Our disappointment with Lotus stems not just from the way in which they’ve been mismanaged by their new owners, DRB-Hicom, but also the way in which its PR spin-doctors tread such a dangerously insincere line that it’s difficult to see how trust can ever be restored.
Yesterday represented another chapter in that case history, as the car maker announced the new Lotus Evora Sports Racer – essentially a more highly-specified Evora with a unique colour scheme.
The Evora ‘Sports Racer’ is available in a choice of four colours: Aspen White, Carbon Grey, Nightfall Blue and Ardent Red, with contrasting accents of gloss black across the roof, front splitter, rear diffuser and side sills. Further black elements include black rear badging, black door mirror pods and gloss black forged wheels with a choice of either red or black brake calipers.
Inside, the black leather Premium Sports seats are trimmed with red contrast piping and stitching, while the dash, doors and centre console receive a liberal dose of Slate Grey SuedeTexTM with red contrast stitching.
Venom Red leather seats with black contrast piping and stitching is also available, while the interior is complemented by gunmetal dashboard panels, as normally standard in the Evora S.

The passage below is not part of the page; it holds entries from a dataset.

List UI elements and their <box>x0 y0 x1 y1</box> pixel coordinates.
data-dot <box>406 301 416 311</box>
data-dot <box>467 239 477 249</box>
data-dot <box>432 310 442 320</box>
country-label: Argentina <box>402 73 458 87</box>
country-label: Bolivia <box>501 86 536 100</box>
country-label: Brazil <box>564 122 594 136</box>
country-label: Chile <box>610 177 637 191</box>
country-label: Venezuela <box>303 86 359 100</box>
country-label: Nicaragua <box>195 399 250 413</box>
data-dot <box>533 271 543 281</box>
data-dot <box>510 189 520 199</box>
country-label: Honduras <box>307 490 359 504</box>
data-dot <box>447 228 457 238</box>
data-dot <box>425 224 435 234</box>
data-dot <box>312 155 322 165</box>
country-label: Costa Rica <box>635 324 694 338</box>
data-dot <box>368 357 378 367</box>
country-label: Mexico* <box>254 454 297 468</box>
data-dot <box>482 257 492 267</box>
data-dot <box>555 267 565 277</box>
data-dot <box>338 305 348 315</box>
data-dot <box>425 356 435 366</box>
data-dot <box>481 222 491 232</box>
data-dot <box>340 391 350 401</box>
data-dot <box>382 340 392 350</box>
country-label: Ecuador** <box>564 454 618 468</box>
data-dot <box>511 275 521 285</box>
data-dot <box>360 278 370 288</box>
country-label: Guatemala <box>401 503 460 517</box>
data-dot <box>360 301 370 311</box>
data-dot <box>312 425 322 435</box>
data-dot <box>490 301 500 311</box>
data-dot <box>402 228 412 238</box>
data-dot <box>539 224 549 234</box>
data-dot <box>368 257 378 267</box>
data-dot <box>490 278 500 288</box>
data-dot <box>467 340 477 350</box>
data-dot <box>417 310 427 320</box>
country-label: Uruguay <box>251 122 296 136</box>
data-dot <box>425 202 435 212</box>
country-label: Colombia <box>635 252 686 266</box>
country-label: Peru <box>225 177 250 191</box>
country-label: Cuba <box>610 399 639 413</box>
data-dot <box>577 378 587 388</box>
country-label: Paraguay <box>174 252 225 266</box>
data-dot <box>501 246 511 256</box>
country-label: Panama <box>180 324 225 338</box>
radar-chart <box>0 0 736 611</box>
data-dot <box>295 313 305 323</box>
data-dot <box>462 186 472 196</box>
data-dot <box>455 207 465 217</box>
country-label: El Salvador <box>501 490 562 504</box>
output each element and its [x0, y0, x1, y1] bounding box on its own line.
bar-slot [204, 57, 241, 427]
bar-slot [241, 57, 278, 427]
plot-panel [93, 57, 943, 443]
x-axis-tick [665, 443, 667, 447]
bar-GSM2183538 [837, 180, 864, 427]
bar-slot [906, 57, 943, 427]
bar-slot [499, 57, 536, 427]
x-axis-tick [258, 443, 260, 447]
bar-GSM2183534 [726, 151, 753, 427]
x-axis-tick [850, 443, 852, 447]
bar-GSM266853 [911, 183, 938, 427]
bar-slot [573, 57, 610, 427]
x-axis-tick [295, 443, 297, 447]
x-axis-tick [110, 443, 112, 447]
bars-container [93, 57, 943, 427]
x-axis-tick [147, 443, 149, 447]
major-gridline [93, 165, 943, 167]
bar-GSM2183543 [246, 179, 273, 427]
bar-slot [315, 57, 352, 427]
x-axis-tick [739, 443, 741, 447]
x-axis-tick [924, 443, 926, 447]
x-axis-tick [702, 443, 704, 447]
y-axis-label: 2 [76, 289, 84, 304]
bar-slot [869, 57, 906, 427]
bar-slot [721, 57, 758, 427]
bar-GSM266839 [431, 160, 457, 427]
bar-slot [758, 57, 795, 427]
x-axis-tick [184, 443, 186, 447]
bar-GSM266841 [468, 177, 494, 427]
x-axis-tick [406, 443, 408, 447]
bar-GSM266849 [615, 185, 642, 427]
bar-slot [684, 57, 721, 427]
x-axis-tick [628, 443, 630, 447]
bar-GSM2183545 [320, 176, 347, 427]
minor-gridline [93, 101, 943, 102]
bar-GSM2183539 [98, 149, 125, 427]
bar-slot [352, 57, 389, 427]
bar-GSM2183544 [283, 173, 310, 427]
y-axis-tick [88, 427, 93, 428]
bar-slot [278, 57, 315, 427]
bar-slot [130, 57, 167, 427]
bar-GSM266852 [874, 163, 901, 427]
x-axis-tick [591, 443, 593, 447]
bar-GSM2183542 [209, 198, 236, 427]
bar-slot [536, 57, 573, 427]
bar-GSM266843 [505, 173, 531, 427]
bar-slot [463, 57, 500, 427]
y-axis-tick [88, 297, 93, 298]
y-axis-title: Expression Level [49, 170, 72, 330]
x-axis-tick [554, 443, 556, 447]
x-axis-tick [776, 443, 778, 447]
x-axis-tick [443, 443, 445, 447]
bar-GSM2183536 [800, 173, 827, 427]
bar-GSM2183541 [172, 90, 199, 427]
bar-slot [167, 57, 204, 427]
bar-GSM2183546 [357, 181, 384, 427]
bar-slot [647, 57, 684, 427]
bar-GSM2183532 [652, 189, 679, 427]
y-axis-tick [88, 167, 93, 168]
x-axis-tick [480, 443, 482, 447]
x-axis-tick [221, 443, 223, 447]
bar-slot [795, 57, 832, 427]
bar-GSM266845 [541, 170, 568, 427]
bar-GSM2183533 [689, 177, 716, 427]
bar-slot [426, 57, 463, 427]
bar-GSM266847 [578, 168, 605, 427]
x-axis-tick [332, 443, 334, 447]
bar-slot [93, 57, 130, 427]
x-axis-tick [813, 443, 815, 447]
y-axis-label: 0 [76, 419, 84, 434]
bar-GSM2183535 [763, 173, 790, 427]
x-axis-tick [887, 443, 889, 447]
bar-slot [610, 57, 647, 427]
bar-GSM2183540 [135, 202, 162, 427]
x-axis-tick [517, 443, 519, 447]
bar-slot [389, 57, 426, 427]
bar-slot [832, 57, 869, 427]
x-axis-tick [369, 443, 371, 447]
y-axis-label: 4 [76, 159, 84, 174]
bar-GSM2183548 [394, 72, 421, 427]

All cars are fitted with a ‘sports pack’, which provides a switchable sports mode for the engine with sharper throttle response, an increased rev limit and sportier settings for the Dynamic Performance Management (DPM) system, plus a sports diffuser at the rear and cross-drilled brake discs.
The Evora Sports Racer is available in 276bhp (normally aspirated) and 345bhp Evora S form, priced at £57,900 and £65,900 respectively, which represents a discount of £6,450 and £7,150 from a standard Evora configured to a similar specification.
Sounds good, so why the disappointment?
It’s been nearly a year since I visited the factory in Hethel and saw the revised Evora models, which were due to be launched at the Goodwood festival of Speed in July. I was immediately captivated by how ‘right’ they looked and at the time former-CEO Dany Bahar was determined to bring down the Evora’s price to offer serious competition to the Porsche Boxster.
Although Lotus has released just a single image of the Evora Sports Racer, it shows little of what made the revised Evora look so accomplished. And made us remark at the time that “..we’d be happy to pay more than a Porsche” if the Evora looked like this.
By failing to join up the story, Lotus leaves us to assume that its new Sports Racer is merely a parts-bin special, formed from what’s currently available in their workshops. For most of the year Lotus has been unable to maintain production due to grievances with its suppliers – it resorted to building cusomer orders where parts were available and therefore newer models, such as the Exige S were placed on the back-burner.
But this is what Lotus has unfortunately become in recent years, full of PR bluster but lacking the narrative to explain to its customers what’s actually going on. Clearly they’d like you to forget about the revised Evora – which DRB-appointed COO Aslam Farikullah decided in a Grolsch-like moment “wasn’t ready” – even though it was completing road trials back in May.
A further glance at the spec sheet of the ‘new’ Evora Sports Racer shows a combined fuel consumption of 30.3 mpg with CO2 emissions of 217 g/km. Compare that with the latest 271bhp Porsche Cayman, which achieves 36.7 mpg and 180 g/km (with PDK) and is priced at £41,616 – some £16,284 less than the Evora.
Perhaps you can understand why it’s so painful watching Lotus die in such an ignominious manner.